Mecz to pretekst…

Dodano: 30 listopada 2020

Chwile spędzania wieczorów przy lekturze powoli zanikają. Ale chciałabym postawić dziś bardzo ważne pytanie DLACZEGO NIE CZYTAMY? i co jest tego głównym powodem a i nieuchronną konsekwencją. Odpowiedź jest prosta choć niezwykle trudna do realizacji. Nie jest chyba tajemnicą, że na nasze dzieciństwo i postawy rodzice mają kluczowy wpływ. Już Janusz Korczak mówił, że jaki jest dom, jaka rodzina, jacy rodzice – takie są i dzieci. To właśnie opiekunowie odpowiadają za ten stan i to oni powinni zarażać dzieci tą pasją, począwszy od czytania swoim pociechom od najmłodszych lat. Jeśli zostanie to zaniedbane na próżno szukać efektów w późniejszym życiu. Wymaga to ogromnej determinacji i konsekwencji, a tej współczesnym rodzicom niestety brak. W kontekście powyższych argumentów warto przytoczyć słowa Haliny Skrobiszewskiej „Książka nie przeczytana w dzieciństwie jest bezpowrotnie stracona jako bardzo istotny czynnik rozwoju uczuć, wyobraźni, intelektu i moralności”. W postawie rodziców coraz częściej obserwujemy zachowania, które nie ułatwiają rozwoju zainteresowania książką. Wygodniej jest dać dziecku telefon, tablet czy komputer niestety już w wieku 2, 3 czy 4 lat. Jeśli młody człowiek będzie w tak wczesnym okresie „bombardowany” doznaniami z takich urządzeń, na pewno nie zadowoli go gra planszowa czy czytanie książek…

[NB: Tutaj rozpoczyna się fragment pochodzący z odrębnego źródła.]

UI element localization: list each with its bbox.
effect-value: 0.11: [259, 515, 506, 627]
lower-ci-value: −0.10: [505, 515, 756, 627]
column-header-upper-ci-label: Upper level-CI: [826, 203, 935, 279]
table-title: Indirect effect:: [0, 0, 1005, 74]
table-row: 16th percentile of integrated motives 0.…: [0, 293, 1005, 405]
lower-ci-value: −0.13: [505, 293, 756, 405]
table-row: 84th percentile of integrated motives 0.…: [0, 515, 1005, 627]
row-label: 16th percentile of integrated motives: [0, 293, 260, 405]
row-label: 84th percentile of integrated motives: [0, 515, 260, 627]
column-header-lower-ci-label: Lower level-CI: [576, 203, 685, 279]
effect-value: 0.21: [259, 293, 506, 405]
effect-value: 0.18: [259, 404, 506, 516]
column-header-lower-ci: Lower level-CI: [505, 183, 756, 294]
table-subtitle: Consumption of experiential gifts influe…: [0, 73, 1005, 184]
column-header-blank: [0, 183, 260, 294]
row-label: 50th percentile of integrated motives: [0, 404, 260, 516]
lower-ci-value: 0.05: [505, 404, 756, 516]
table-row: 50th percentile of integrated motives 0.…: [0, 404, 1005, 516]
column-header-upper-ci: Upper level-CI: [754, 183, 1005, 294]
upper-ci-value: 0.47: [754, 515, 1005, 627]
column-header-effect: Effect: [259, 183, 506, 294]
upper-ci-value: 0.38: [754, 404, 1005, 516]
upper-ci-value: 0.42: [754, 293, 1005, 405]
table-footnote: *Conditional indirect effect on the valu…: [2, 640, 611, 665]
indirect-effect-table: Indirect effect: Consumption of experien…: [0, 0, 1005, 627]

O korzyściach płynących z czytelnictwa mówić za wiele nie muszę. Należą do nich umiejętność i poprawna pisownia, bogate słownictwo, rozwijanie wyobraźni czy po prostu wiedza. Ale z braku czytania wynika kolejny niepokojący problem współczesnej młodzieży. To nieumiejętność komunikacji słownej i moda na pisanie zamiast mówienia. Młodzież ma problem z wyrażaniem swoich myśli i po prostu mówieniem. Wypowiedzi ustne sprawiają trudność, a jakość wyrażanych myśli jest bardzo ograniczona i uboga w synonimy. ​Dlatego tak ważne jest drodzy uczniowie, w perspektywie Waszego późniejszego rodzicielstwa, a i w kontekście naszych lekcji z wychowania do życia w rodzinie, wcielenie w swoje życie tych wskazówek.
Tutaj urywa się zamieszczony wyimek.